In the show (see video), Oliver created a 401(k) for his show’s employees. The show’s producer chose John Hancock as the plan provider, who charged an asset management fees of 1.69%, on top of a $24 per-person annual fee and other fund fees.
In addition, Hancock an unnamed intermediary broker (who told Oliver’s team he was not a fiduciary, i.e. required to work in their best interest) would receive 1% the first year and 0.50 percent for the duration of the plan’s existence. In the video, Oliver said his reporters analyzed the fees and concluded that they were excessive, plus they objected to the non-fiduciary role the advising broker played.
The video is comic Oliver, complete with some input from Suzy Orman who criticized a broker for offering an annuity to an unsuspecting new client.
As for John Hancock, Oliver said the show is covering the fees for its employees.

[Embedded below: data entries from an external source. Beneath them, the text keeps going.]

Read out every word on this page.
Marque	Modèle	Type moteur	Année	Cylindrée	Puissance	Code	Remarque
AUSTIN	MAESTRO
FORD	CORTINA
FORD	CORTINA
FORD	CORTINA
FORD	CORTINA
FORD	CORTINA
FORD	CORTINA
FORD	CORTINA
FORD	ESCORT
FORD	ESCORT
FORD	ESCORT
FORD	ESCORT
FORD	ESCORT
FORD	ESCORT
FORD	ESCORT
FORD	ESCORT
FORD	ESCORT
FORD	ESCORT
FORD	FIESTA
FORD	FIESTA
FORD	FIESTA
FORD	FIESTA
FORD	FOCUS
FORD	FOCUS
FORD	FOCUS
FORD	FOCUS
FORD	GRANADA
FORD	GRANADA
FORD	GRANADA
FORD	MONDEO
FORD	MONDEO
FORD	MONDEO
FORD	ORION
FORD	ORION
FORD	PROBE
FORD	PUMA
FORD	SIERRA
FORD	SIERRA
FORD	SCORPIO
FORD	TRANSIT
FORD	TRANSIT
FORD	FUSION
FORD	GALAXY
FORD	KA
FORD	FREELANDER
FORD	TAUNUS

Plus, they dumped John Hancock and the broker.
The take away for financial professionals is that when this type of scathing review og fees and the lack of a fiduciary standard reaches a popular cable show, you can assume he problems are well know to the mass audience.

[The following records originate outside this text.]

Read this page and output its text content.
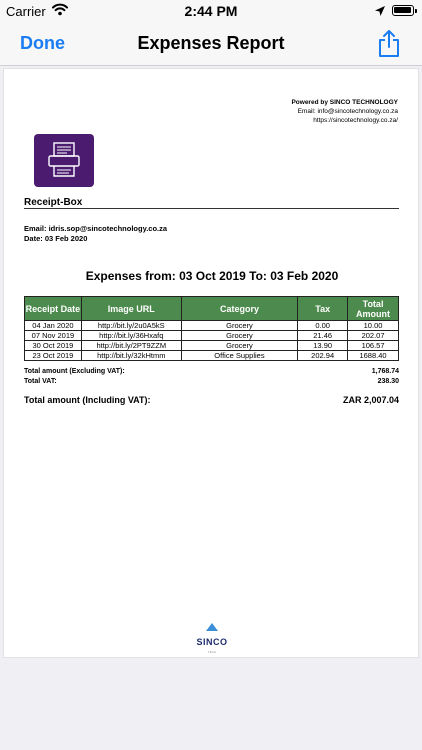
Carrier	2:44 PM
Done	Expenses Report
Powered by SINCO TECHNOLOGY
Email: info@sincotechnology.co.za
https://sincotechnology.co.za/
Receipt-Box
Email: idris.sop@sincotechnology.co.za
Date: 03 Feb 2020
Expenses from: 03 Oct 2019 To: 03 Feb 2020
Receipt Date	Image URL	Category	Tax	Total Amount
04 Jan 2020	http://bit.ly/2u0A5kS	Grocery	0.00	10.00
07 Nov 2019	http://bit.ly/36Hxafq	Grocery	21.46	202.07
30 Oct 2019	http://bit.ly/2PT9ZZM	Grocery	13.90	106.57
23 Oct 2019	http://bit.ly/32kHtmm	Office Supplies	202.94	1688.40
Total amount (Excluding VAT):	1,768.74
Total VAT:	238.30
Total amount (Including VAT):	ZAR 2,007.04
SINCO
TECH
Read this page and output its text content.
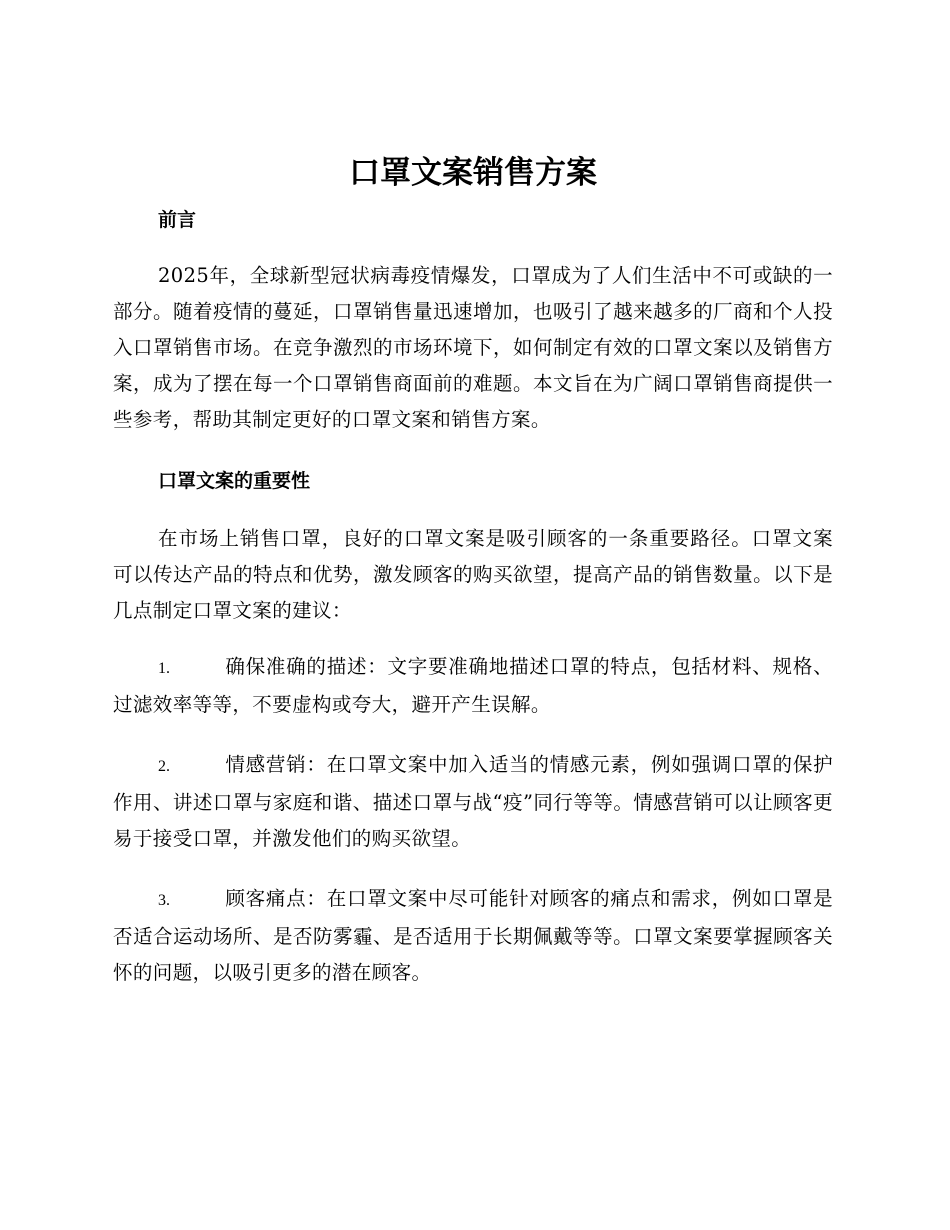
口罩文案销售方案
前言

2025年，全球新型冠状病毒疫情爆发，口罩成为了人们生活中不可或缺的一部分。随着疫情的蔓延，口罩销售量迅速增加，也吸引了越来越多的厂商和个人投入口罩销售市场。在竞争激烈的市场环境下，如何制定有效的口罩文案以及销售方案，成为了摆在每一个口罩销售商面前的难题。本文旨在为广阔口罩销售商提供一些参考，帮助其制定更好的口罩文案和销售方案。

口罩文案的重要性

在市场上销售口罩，良好的口罩文案是吸引顾客的一条重要路径。口罩文案可以传达产品的特点和优势，激发顾客的购买欲望，提高产品的销售数量。以下是几点制定口罩文案的建议：

1.	确保准确的描述：文字要准确地描述口罩的特点，包括材料、规格、过滤效率等等，不要虚构或夸大，避开产生误解。
2.	情感营销：在口罩文案中加入适当的情感元素，例如强调口罩的保护作用、讲述口罩与家庭和谐、描述口罩与战“疫”同行等等。情感营销可以让顾客更易于接受口罩，并激发他们的购买欲望。
3.	顾客痛点：在口罩文案中尽可能针对顾客的痛点和需求，例如口罩是否适合运动场所、是否防雾霾、是否适用于长期佩戴等等。口罩文案要掌握顾客关怀的问题，以吸引更多的潜在顾客。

Given the recent polls that show a majority of Americans distrust the election system, don’t trust Wall Street, and are uncomfortable about their retirement futures, astute financial professionals should realize they have to adopt some very new transparent presentations if they want to attract business from Millennials to Baby Boomers.
It looks like Wall Street will change significantly in the next few years, whether it wants to or not.